OK, let’s call it a day. What have we learnt? Science has produced powerful models that describe the observable world and make good, but imperfect, predictions. None is definitive; each has refined the previous one, been more precise and often more complicated. Other models are around (general relativity theory, string theory, loop theory), playing on different stages (curved space, more than four dimensions), and the next Einstein may already be born. The relationship to reality can be obvious (circle), plausible (Newtonian mechanics), puzzling (relativity), unfathomable (quantum mechanics) or mind-boggling (QFT). While Archimedes and Newton drew their ideas from everyday experience, their successors were motivated by experiments that few of us have seen, let alone verified. Their results defy common sense and challenge our naive understanding of reality. We have learned more than we could have hoped for and are left with deep questions that may never be answered.

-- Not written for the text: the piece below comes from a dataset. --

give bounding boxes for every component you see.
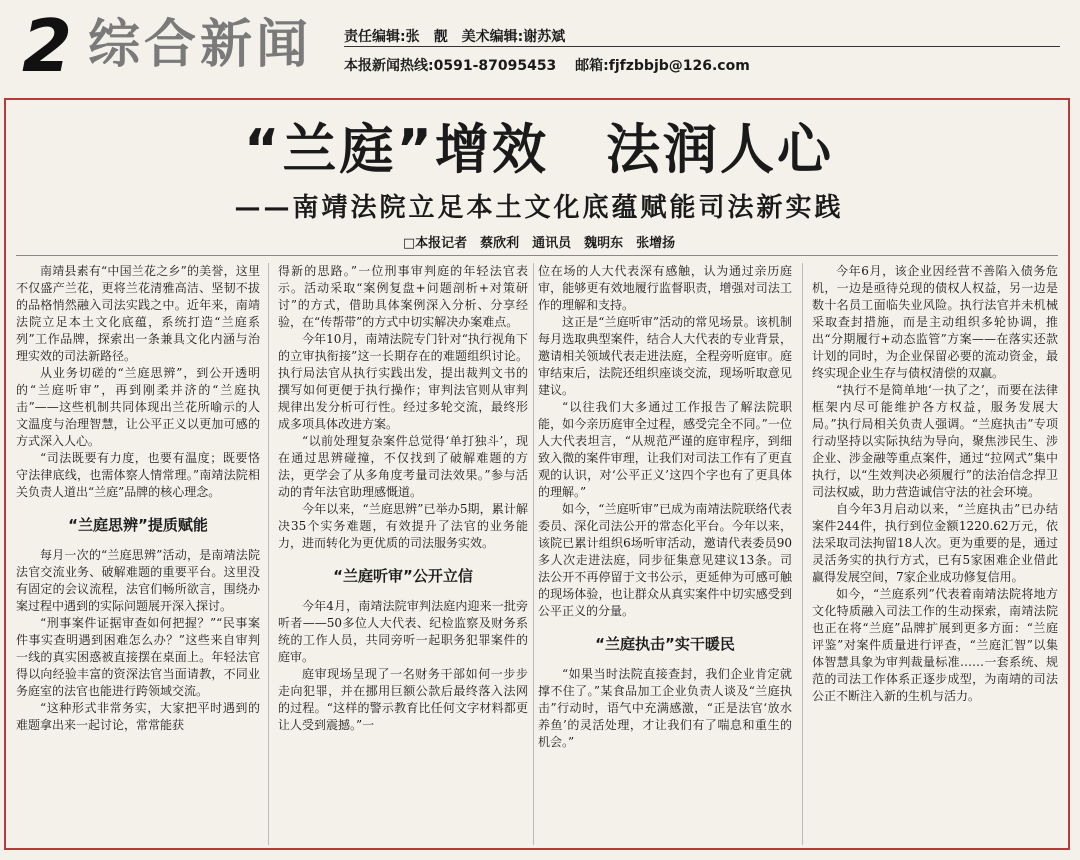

What science doesn’t tell us#
Mankind is an insignificant species. We are minuscule creatures, living for a few world seconds on a planet that is barely a grain of dust in the universe, equipped with the senses and the brain that evolution has happened to give us. Scientists, for all their cleverness, are like beetles exploring a few metres of motorway: this motorway is straight, they would say, and it goes on to infinity. Every discovery raises new questions and no matter how far we go, the list of unsolved problems will always grow faster than the list of solved ones. Mysterious forces could be out there, influencing our lives or not, that you can call God, gods, ghosts, or whatever. Science does not even claim to be useful beyond the perceptible world, and it is far from exhaustive within it: Our minds are confined to the limits discovered by Gödel [Franzén, 2005], our computers to those discovered by Turing and Church. The age of the universe is estimated to be about 13.8 billion years and its diameter to be about 93 billion light years. Because of the finite speed of light, we will never see more than a tiny fraction of this vast four-dimensional space. No one knows how many dimensions our universe really has: just four, a million, or infinitely many. No one knows how many universes there really are: just one, a million, or infinitely many. And what does real mean? Perceptible? Perceptible by whom? Aliens may perceive a reality very different from ours, and large parts of the universe have probably never been perceived by any being. There are more things in heaven and earth, Horatio, than are dreamt of in your philosophy.